Ces impulsions peuvent être le résultat des vicissitudes de la vie des nations, des famines, des guerres,  du progrès de la science, des migrations et, aujourd’hui, de la mondialisation. Ils sont autant de points d’inflexion sur la trajectoire des pouvoirs spirituels.  Toutes les religions en sont venues, à un moment ou un autre, à rogner sur leurs assurances, à parfaire le maquillage de leurs mythes fondateurs, à réajuster leurs credo  et  à réinterpréter tel verset  ou tel autre.

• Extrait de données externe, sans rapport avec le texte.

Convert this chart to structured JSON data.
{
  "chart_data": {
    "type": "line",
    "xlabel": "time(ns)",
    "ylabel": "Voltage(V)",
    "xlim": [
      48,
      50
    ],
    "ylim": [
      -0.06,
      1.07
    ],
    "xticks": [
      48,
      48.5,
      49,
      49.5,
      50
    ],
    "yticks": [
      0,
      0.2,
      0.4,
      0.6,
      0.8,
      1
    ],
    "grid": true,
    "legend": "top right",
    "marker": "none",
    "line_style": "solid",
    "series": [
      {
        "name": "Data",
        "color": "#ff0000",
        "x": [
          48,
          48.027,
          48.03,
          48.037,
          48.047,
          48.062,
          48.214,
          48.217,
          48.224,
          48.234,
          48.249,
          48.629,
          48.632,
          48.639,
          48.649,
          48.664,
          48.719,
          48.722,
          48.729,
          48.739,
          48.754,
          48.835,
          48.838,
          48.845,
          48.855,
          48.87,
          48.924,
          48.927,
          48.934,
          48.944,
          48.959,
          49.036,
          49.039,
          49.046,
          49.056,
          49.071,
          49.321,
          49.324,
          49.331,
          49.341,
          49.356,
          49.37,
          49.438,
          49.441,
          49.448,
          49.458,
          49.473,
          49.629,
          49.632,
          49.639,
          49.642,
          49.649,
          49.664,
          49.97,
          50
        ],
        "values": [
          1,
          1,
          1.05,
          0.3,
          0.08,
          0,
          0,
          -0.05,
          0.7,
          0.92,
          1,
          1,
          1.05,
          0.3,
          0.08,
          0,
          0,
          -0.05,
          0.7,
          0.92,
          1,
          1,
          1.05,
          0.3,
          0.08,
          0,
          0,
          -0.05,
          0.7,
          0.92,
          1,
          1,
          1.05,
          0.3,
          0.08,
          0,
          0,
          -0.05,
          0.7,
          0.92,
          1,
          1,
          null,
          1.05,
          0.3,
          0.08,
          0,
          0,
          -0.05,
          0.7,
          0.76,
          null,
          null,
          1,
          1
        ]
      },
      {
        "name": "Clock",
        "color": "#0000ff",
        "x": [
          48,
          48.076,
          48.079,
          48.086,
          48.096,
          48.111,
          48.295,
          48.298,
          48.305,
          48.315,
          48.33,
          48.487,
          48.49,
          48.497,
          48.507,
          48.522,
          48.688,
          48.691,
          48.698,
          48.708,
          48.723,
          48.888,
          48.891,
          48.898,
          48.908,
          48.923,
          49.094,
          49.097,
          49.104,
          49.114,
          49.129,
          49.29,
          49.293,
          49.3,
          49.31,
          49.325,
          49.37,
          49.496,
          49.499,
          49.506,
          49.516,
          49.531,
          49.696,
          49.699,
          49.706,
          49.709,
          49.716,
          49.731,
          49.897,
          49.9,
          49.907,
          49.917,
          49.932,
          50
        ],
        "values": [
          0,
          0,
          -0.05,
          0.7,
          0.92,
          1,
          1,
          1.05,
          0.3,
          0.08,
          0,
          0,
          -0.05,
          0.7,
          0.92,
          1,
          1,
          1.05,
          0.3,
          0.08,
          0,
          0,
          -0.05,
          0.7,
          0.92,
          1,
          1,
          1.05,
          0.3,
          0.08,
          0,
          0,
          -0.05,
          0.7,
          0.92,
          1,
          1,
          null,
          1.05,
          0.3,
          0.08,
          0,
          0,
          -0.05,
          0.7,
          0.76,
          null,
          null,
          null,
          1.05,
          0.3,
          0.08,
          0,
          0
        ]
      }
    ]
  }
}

Et pour cause, vivre c’est interagir !  Rien de ce qui touche l’homme n’est, dès lors, linéaire et immuable et ceux  qui ont entrepris de  « faire l’ange » ont toujours fini par « faire la bête ». 

Enfin - pour ce qui concerne le très rigide Salafisme wahhabisé  saoudien  -   n’a-t-on pas vu, ces dernières années, les oulémas de cette obédience venir, en catastrophe, réinterpréter le texte sacré pour rendre « halal », licite, la présence des forces US sur la terre sainte de l’Islam et faciliter ainsi la croisade, proclamée comme telle, par G.W.Bush et vécue, comme telle, par les musulmans ?

À l’évidence, tous les textes religieux sont interprétables par des assemblées de savants.  Renvoyons dos-à-dos nos néo-exégètes laïcistes et salafistes. Ils participent de la même dynamique distributive mortifère : ils s’entre-potentialisent mutuellement. Dans une réciprocité implacable, les uns amènent  l’eau nécessaire au moulin des autres. Bref, ils se font la courte échelle dans l’escalade vers l’horreur.